As professional therapists and coaches we've been trained to begin with an initial assessment of our clients history and needs. The clearer both you and your client are on what are the goals or outcomes of your work together, the better your chances of achieving them.

If you're going to add biofeedback or neurofeedback as a major tool in your work, how do you adapt your initial client intake work? Especially if your client isn't familiar with biofeedback or neurofeedback, you'll need to make these tools relevant to your clients' goals – but how?

In this article I'm going to explain my own approach, which is to think in terms of developmental goals – what skills and inner resources does the client need in order to achieve his goals?

Assessment is about mapping the client's journey. Where are they starting from – i.e. what issues and problems are holding them back? And then what is their destination – what specific outcomes do they want to achieve? Both these questions are important and no doubt you already have your favoured approach.

A common framework for coaches and therapists is SMART goals – eliciting goals that are:

  • Specific – goals should be relatively concrete rather than vague and general,
  • Measurable – it should be easy to know when the goal has been achieved or how much progress has been made,
  • Achievable – it's realistic for the client to expect success,
  • Relevant – the client actually wants the outcome, and
  • Time-bound – it should be possible to put a time deadline on achieving the outcome.

But SMART goals aren't everything. Sometimes the client just wants to feel better, or not feel bad. But feelings don't make good SMART goals.

Often developmental goals can help bridge the gap, and can be more appealing to clients. For instance, a universally appropriate goal for clients of stress management therapists and coaches is to develop resilience. Resilience is the ability to recover or bounce back quickly and easily after a stressor – an upset or a set-back. Resilience is a skill-set that can be trained and developed.

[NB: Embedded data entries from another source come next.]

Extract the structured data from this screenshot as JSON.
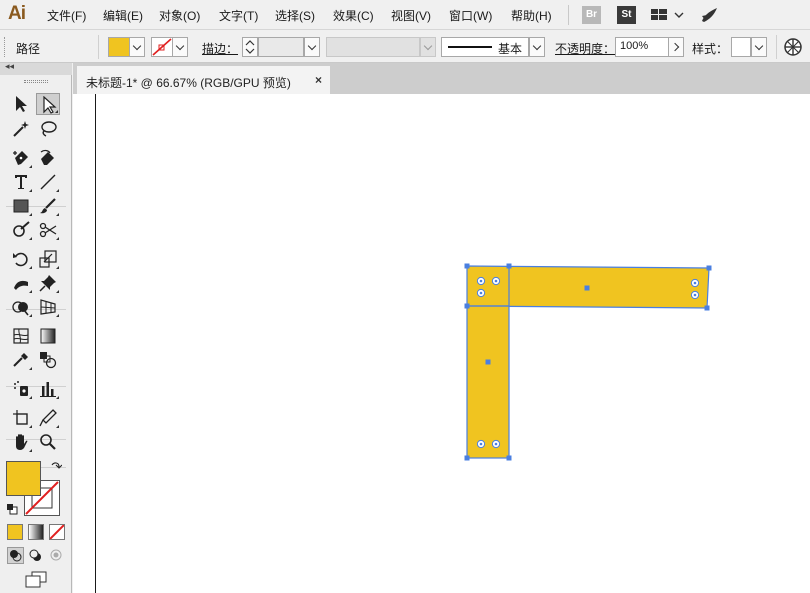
{
  "app": {
    "logo": "Ai"
  },
  "menu": {
    "items": [
      "文件(F)",
      "编辑(E)",
      "对象(O)",
      "文字(T)",
      "选择(S)",
      "效果(C)",
      "视图(V)",
      "窗口(W)",
      "帮助(H)"
    ],
    "bridge": "Br",
    "stock": "St"
  },
  "control": {
    "selection_label": "路径",
    "stroke_label": "描边：",
    "stroke_style": "基本",
    "opacity_label": "不透明度：",
    "opacity_value": "100%",
    "style_label": "样式："
  },
  "document": {
    "tab_title": "未标题-1* @ 66.67% (RGB/GPU 预览)",
    "close_glyph": "×"
  },
  "colors": {
    "fill": "#f0c420",
    "selection": "#4a7fe0",
    "none_slash": "#e02020"
  },
  "tools": [
    "selection-tool",
    "direct-selection-tool",
    "magic-wand-tool",
    "lasso-tool",
    "pen-tool",
    "curvature-tool",
    "type-tool",
    "line-tool",
    "rectangle-tool",
    "paintbrush-tool",
    "shaper-tool",
    "scissors-tool",
    "rotate-tool",
    "scale-tool",
    "width-tool",
    "puppet-warp-tool",
    "shape-builder-tool",
    "perspective-grid-tool",
    "mesh-tool",
    "gradient-tool",
    "eyedropper-tool",
    "blend-tool",
    "symbol-sprayer-tool",
    "column-graph-tool",
    "artboard-tool",
    "slice-tool",
    "hand-tool",
    "zoom-tool"
  ]
}
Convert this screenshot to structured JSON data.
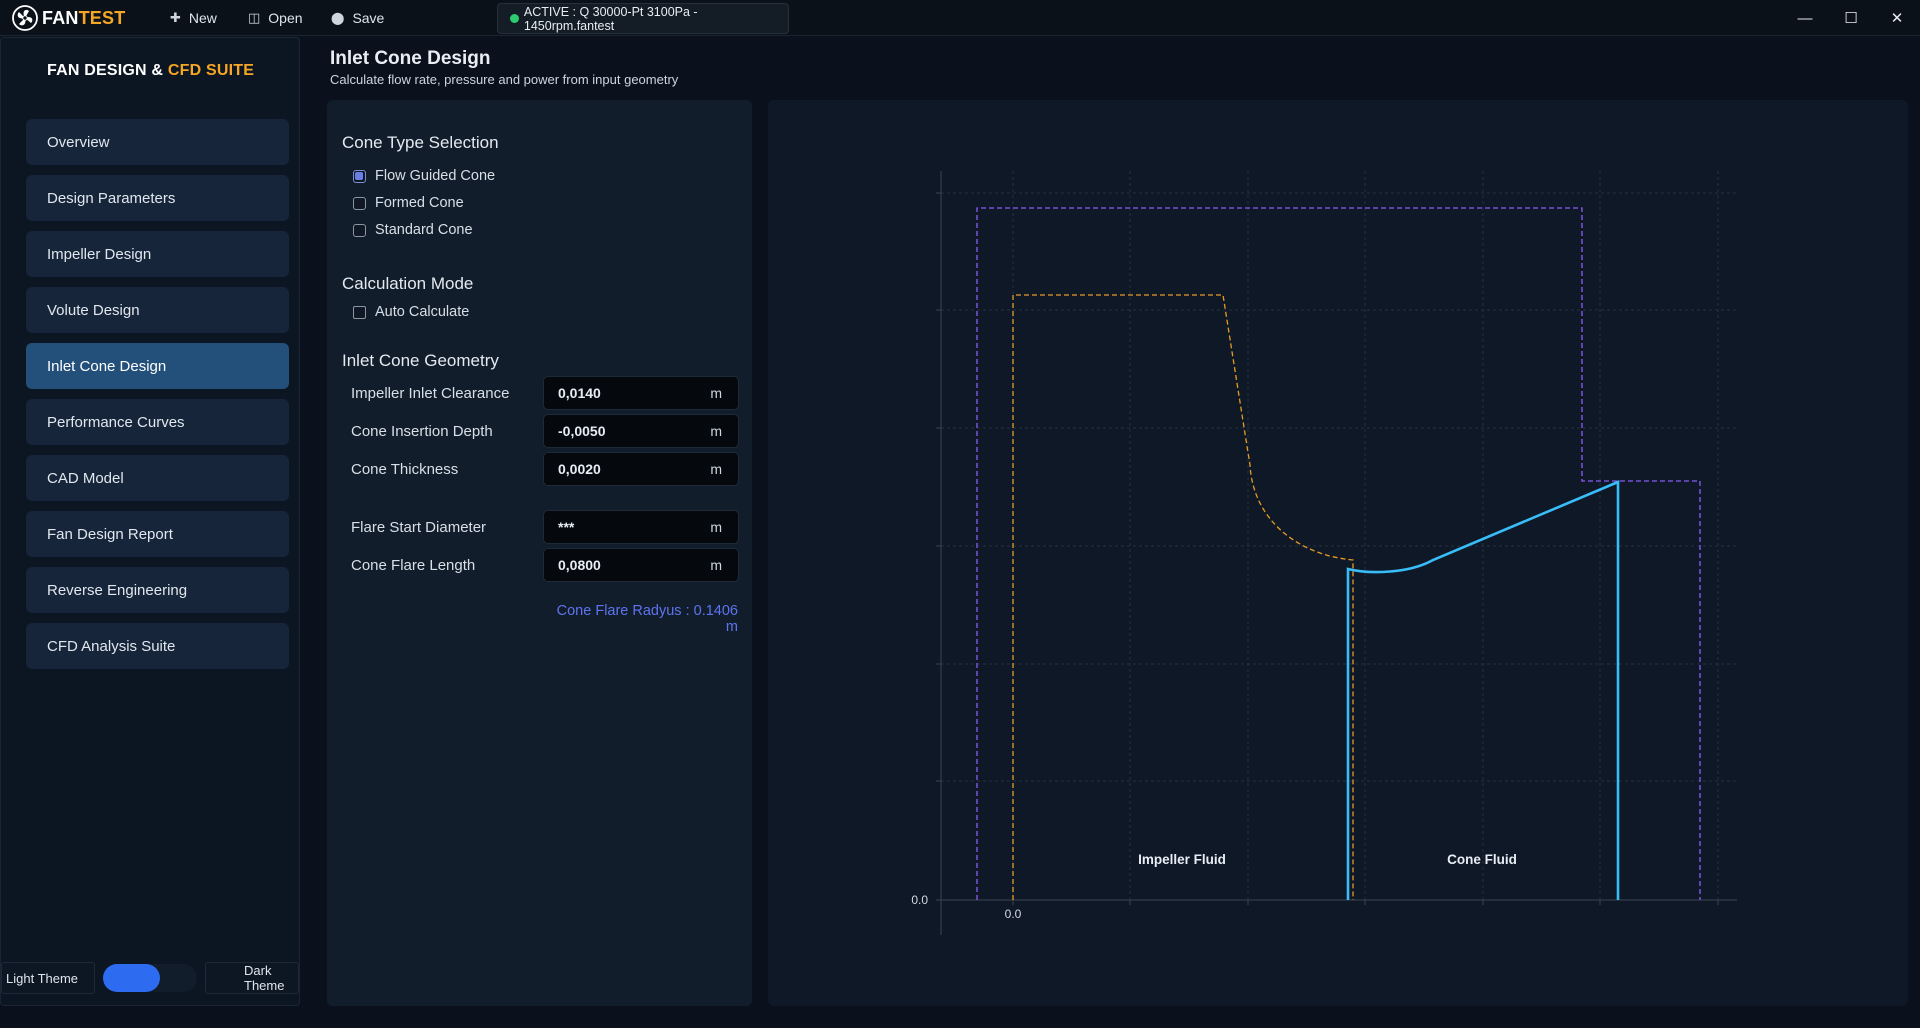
{
  "app": {
    "logo_a": "FAN",
    "logo_b": "TEST",
    "toolbar": {
      "new_label": "New",
      "open_label": "Open",
      "save_label": "Save"
    },
    "active_file": "ACTIVE : Q 30000-Pt 3100Pa - 1450rpm.fantest",
    "window": {
      "minimize": "—",
      "maximize": "☐",
      "close": "✕"
    }
  },
  "sidebar": {
    "brand_a": "FAN DESIGN & ",
    "brand_b": "CFD SUITE",
    "items": [
      {
        "label": "Overview",
        "active": false
      },
      {
        "label": "Design Parameters",
        "active": false
      },
      {
        "label": "Impeller Design",
        "active": false
      },
      {
        "label": "Volute Design",
        "active": false
      },
      {
        "label": "Inlet Cone Design",
        "active": true
      },
      {
        "label": "Performance Curves",
        "active": false
      },
      {
        "label": "CAD Model",
        "active": false
      },
      {
        "label": "Fan Design Report",
        "active": false
      },
      {
        "label": "Reverse Engineering",
        "active": false
      },
      {
        "label": "CFD Analysis Suite",
        "active": false
      }
    ],
    "theme": {
      "light_label": "Light Theme",
      "dark_label": "Dark Theme"
    }
  },
  "header": {
    "title": "Inlet Cone Design",
    "subtitle": "Calculate flow rate, pressure and power from input geometry"
  },
  "cone_type": {
    "heading": "Cone Type Selection",
    "options": [
      {
        "label": "Flow Guided Cone",
        "checked": true
      },
      {
        "label": "Formed Cone",
        "checked": false
      },
      {
        "label": "Standard Cone",
        "checked": false
      }
    ]
  },
  "calc_mode": {
    "heading": "Calculation Mode",
    "auto_label": "Auto Calculate",
    "auto_checked": false
  },
  "geometry": {
    "heading": "Inlet Cone Geometry",
    "fields": [
      {
        "label": "Impeller Inlet Clearance",
        "value": "0,0140",
        "unit": "m"
      },
      {
        "label": "Cone Insertion Depth",
        "value": "-0,0050",
        "unit": "m"
      },
      {
        "label": "Cone Thickness",
        "value": "0,0020",
        "unit": "m"
      },
      {
        "label": "Flare Start Diameter",
        "value": "***",
        "unit": "m"
      },
      {
        "label": "Cone Flare Length",
        "value": "0,0800",
        "unit": "m"
      }
    ],
    "flare_radius_text": "Cone Flare Radyus : 0.1406 m"
  },
  "chart": {
    "x_origin_label": "0.0",
    "y_origin_label": "0.0",
    "label_impeller": "Impeller Fluid",
    "label_cone": "Cone Fluid",
    "colors": {
      "purple": "#8b5cf6",
      "orange": "#e89b22",
      "cyan": "#38bdf8",
      "grid": "#26303d",
      "axis": "#2a3441"
    }
  }
}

I developed a Stress Resilience Blueprint aimed at my stress management clients: a short summary of the skill-set of resilience, and how I can deliver on it using biofeedback.

If you haven't already done so, you can learn more about the blueprint in this article. If you prefer there's is a short video commentary covering the same content.

I draw out five key component skills of the resilience skill-set. Here they are again:

  1. Mind-body awareness – by this I mean awareness of body responses and processes including feelings, plus thinking and other mental processes, and crucially how these two relate to each other – awareness of how the mind-body connection plays out in practice.
  2. Attention – flexibility & stability of focus. It might not be obvious how this is key to resilience and emotional well-being all round.
  3. Letting go part 1: physical. This means being able to calm the body – reducing physiological arousal and letting go of tension.
  4. Letting go part 2: mental. This means being able to separate yourself a little from your own thinking – differentiating your thoughts and beliefs about the world from the world in itself. It means acceptance – letting go of mental struggle.
  5. Accessing & sustaining positive emotion – it's not enough to get rid of negative emotions (and that's ultimately not possible anyway).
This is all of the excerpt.